Etwa eine Stunde vorher steht die Kreuzberger Abgeordnete Katrin Schmidberger (Grüne) mit Sonnenbrille und Mikrofon am Eingang Skalitzer Straße. Es sind 24 Grad, eigentlich Freibad-Wetter – aber die Pflicht ruft. Schmidberger spricht zu den Demonstrierenden: „Wir werden uns unseren Görli nicht kaputt machen lassen von den Nazis. Die AfD hetzt gegen Leute, die eigentlich unsere Solidarität und Hilfe brauchen“, sagt sie. Im Publikum werden bunte Sticker verteilt. Auf Schildern steht etwa: „AfD einzäunen, Görli auflassen“. Die Stimmung ist ausgelassen, die Menge siegessicher.
Am Ende bleibt nur die U-Bahn
Auch die Omas gegen Rechts sind zur Unterstützung gekommen. „Die AfD veranstaltet ein Theater, das nichts mit der Realität zu tun hat. Die verbreiten hier Lügengeschichten für eine angebliche Sauberkeit“, beschwert sich die 68-jährige Ursula.
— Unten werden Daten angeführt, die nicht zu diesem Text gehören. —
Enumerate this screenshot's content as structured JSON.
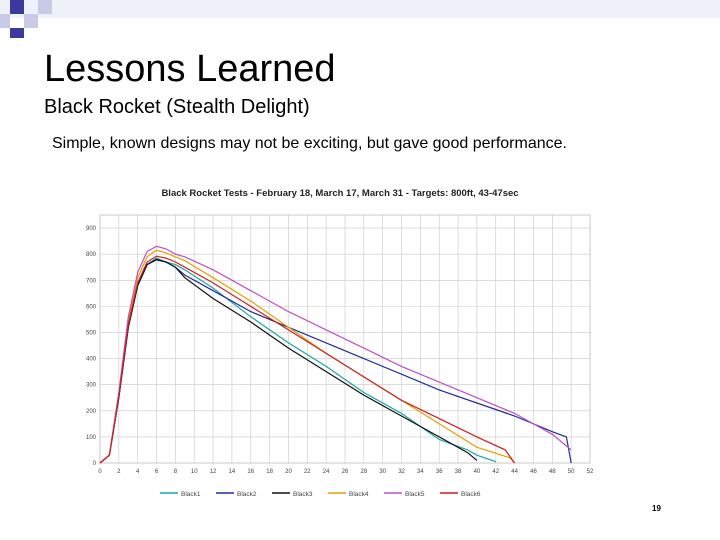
{
  "slide": {
    "title": "Lessons Learned",
    "subtitle": "Black Rocket (Stealth Delight)",
    "bullet": "Simple, known designs may not be exciting, but gave good performance.",
    "page_number": "19"
  },
  "colors": {
    "grid": "#c8c8c8",
    "deco_blue": "#3a3a9c",
    "deco_light": "#c9c9e8"
  },
  "chart_data": {
    "type": "line",
    "title": "Black Rocket Tests - February 18, March 17, March 31 - Targets: 800ft, 43-47sec",
    "xlabel": "",
    "ylabel": "",
    "x_ticks": [
      0,
      2,
      4,
      6,
      8,
      10,
      12,
      14,
      16,
      18,
      20,
      22,
      24,
      26,
      28,
      30,
      32,
      34,
      36,
      38,
      40,
      42,
      44,
      46,
      48,
      50,
      52
    ],
    "y_ticks": [
      0,
      100,
      200,
      300,
      400,
      500,
      600,
      700,
      800,
      900
    ],
    "xlim": [
      0,
      52
    ],
    "ylim": [
      0,
      950
    ],
    "grid": true,
    "legend_position": "bottom",
    "series": [
      {
        "name": "Black1",
        "color": "#1aa6a6",
        "points": [
          [
            0,
            0
          ],
          [
            1,
            30
          ],
          [
            2,
            250
          ],
          [
            3,
            520
          ],
          [
            4,
            680
          ],
          [
            5,
            760
          ],
          [
            6,
            785
          ],
          [
            7,
            770
          ],
          [
            8,
            760
          ],
          [
            9,
            740
          ],
          [
            12,
            670
          ],
          [
            16,
            560
          ],
          [
            20,
            460
          ],
          [
            24,
            370
          ],
          [
            28,
            270
          ],
          [
            32,
            190
          ],
          [
            36,
            90
          ],
          [
            39,
            50
          ],
          [
            40,
            30
          ],
          [
            42,
            5
          ]
        ]
      },
      {
        "name": "Black2",
        "color": "#1f2e9c",
        "points": [
          [
            0,
            0
          ],
          [
            1,
            30
          ],
          [
            2,
            250
          ],
          [
            3,
            520
          ],
          [
            4,
            680
          ],
          [
            5,
            760
          ],
          [
            6,
            778
          ],
          [
            7,
            770
          ],
          [
            8,
            750
          ],
          [
            9,
            720
          ],
          [
            12,
            660
          ],
          [
            16,
            580
          ],
          [
            20,
            520
          ],
          [
            24,
            460
          ],
          [
            28,
            400
          ],
          [
            32,
            340
          ],
          [
            36,
            280
          ],
          [
            40,
            230
          ],
          [
            44,
            180
          ],
          [
            48,
            120
          ],
          [
            49.5,
            100
          ],
          [
            50,
            0
          ]
        ]
      },
      {
        "name": "Black3",
        "color": "#111111",
        "points": [
          [
            0,
            0
          ],
          [
            1,
            30
          ],
          [
            2,
            250
          ],
          [
            3,
            520
          ],
          [
            4,
            680
          ],
          [
            5,
            760
          ],
          [
            6,
            780
          ],
          [
            7,
            770
          ],
          [
            8,
            750
          ],
          [
            9,
            710
          ],
          [
            12,
            630
          ],
          [
            16,
            540
          ],
          [
            20,
            440
          ],
          [
            24,
            350
          ],
          [
            28,
            260
          ],
          [
            32,
            180
          ],
          [
            36,
            100
          ],
          [
            39,
            40
          ],
          [
            40,
            10
          ]
        ]
      },
      {
        "name": "Black4",
        "color": "#e6a000",
        "points": [
          [
            0,
            0
          ],
          [
            1,
            30
          ],
          [
            2,
            260
          ],
          [
            3,
            540
          ],
          [
            4,
            710
          ],
          [
            5,
            790
          ],
          [
            6,
            815
          ],
          [
            7,
            805
          ],
          [
            8,
            790
          ],
          [
            9,
            775
          ],
          [
            12,
            710
          ],
          [
            16,
            620
          ],
          [
            20,
            520
          ],
          [
            24,
            420
          ],
          [
            28,
            330
          ],
          [
            32,
            240
          ],
          [
            36,
            150
          ],
          [
            40,
            60
          ],
          [
            43.5,
            20
          ],
          [
            44,
            0
          ]
        ]
      },
      {
        "name": "Black5",
        "color": "#c050c0",
        "points": [
          [
            0,
            0
          ],
          [
            1,
            30
          ],
          [
            2,
            270
          ],
          [
            3,
            560
          ],
          [
            4,
            730
          ],
          [
            5,
            810
          ],
          [
            6,
            830
          ],
          [
            7,
            820
          ],
          [
            8,
            800
          ],
          [
            9,
            790
          ],
          [
            12,
            740
          ],
          [
            16,
            660
          ],
          [
            20,
            580
          ],
          [
            24,
            510
          ],
          [
            28,
            440
          ],
          [
            32,
            370
          ],
          [
            36,
            310
          ],
          [
            40,
            250
          ],
          [
            44,
            190
          ],
          [
            48,
            110
          ],
          [
            50,
            50
          ]
        ]
      },
      {
        "name": "Black6",
        "color": "#cc2020",
        "points": [
          [
            0,
            0
          ],
          [
            1,
            30
          ],
          [
            2,
            255
          ],
          [
            3,
            530
          ],
          [
            4,
            690
          ],
          [
            5,
            770
          ],
          [
            6,
            792
          ],
          [
            7,
            785
          ],
          [
            8,
            770
          ],
          [
            9,
            750
          ],
          [
            12,
            690
          ],
          [
            16,
            600
          ],
          [
            20,
            510
          ],
          [
            24,
            420
          ],
          [
            28,
            330
          ],
          [
            32,
            240
          ],
          [
            36,
            170
          ],
          [
            40,
            100
          ],
          [
            43,
            50
          ],
          [
            44,
            0
          ]
        ]
      }
    ]
  }
}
Auch für den Senat hat sie kein gutes Wort übrig. „Es gibt kein Geld in Berlin und CDU und SPD wollen hier für Millionen Euro einen Zaun hinbauen. Für wen eigentlich?“, fragt sie. Ihre Mitstreiterin Jenny schließt sich an: „Das Problem wird nur auf die Straßen verdrängt“.
Ausgerechnet in der Zaunfrage würde sogar die AfD zustimmen: Vor rechten Streamern und Springerpresse erklären die rechtsextremen Politiker wortreich, warum auch die AfD gegen den Görli-Zaun ist – der sei nämlich Symbolpolitik, was es wirklich brauche, sei Massenüberwachung und die Deportation der ganzen kriminellen Ausländer. Gestört wird diese Hetze von einem Mann mit schottischem Dialekt, der sich durch die Polizei drängt, um die AfDler mit Inbrunst als „fookin' Nazi-Scum“ zu bezeichnen.
Doch erstmal hat die AfD mit viel praktischeren Problemen zu kämpfen: Es ist leicht, sich inkognito in den linksgrünversifften Kiez einschleusen zu lassen, aber wie kommt man da jetzt wieder weg? Immer wieder versuchen die Beamten, die Gegendemonstrant:innen mit Polizeiketten abzudrängen. Aber aus jedem Hauseingang und jedem Café kommen immer neue Leute. „Ihr versteht unseren Kiez überhaupt nicht!“, ruft eine Frau. „Was für 'ne Witzvorstellung!“, ein anderer Mann. „Alle sind hier sicher! Frauen, Kinder, Refugees – nur die AfD kann nicht ohne Bullen durch Kreuzberg laufen!“, ruft er.
An der Skalitzer Straße versucht die Polizei schließlich, den AfDlern ein Taxi zu organisieren. Aber auch das scheitert, weil einfach kein:e Taxifahrer:in die AfD mitnehmen will. Erschwerend kommt hinzu, dass die Polizei so viele Polizeiwannen ankarrt, dass sie selbst die Straße verstopft. Es bleibt deshalb nur das Verkehrsmittel, das in Berlin immer alle mitnimmt, ungefragt ihres geistigen Zustands: die U-Bahn. Dutzende Polizist:innen quetschen sich mit den AfDlern und deren rechter Medienentourage in einen kurzerhand besetzten Waggon, der Zug fährt ab. „Haut ab, haut ab!“, wird unten zum Abschied gerufen.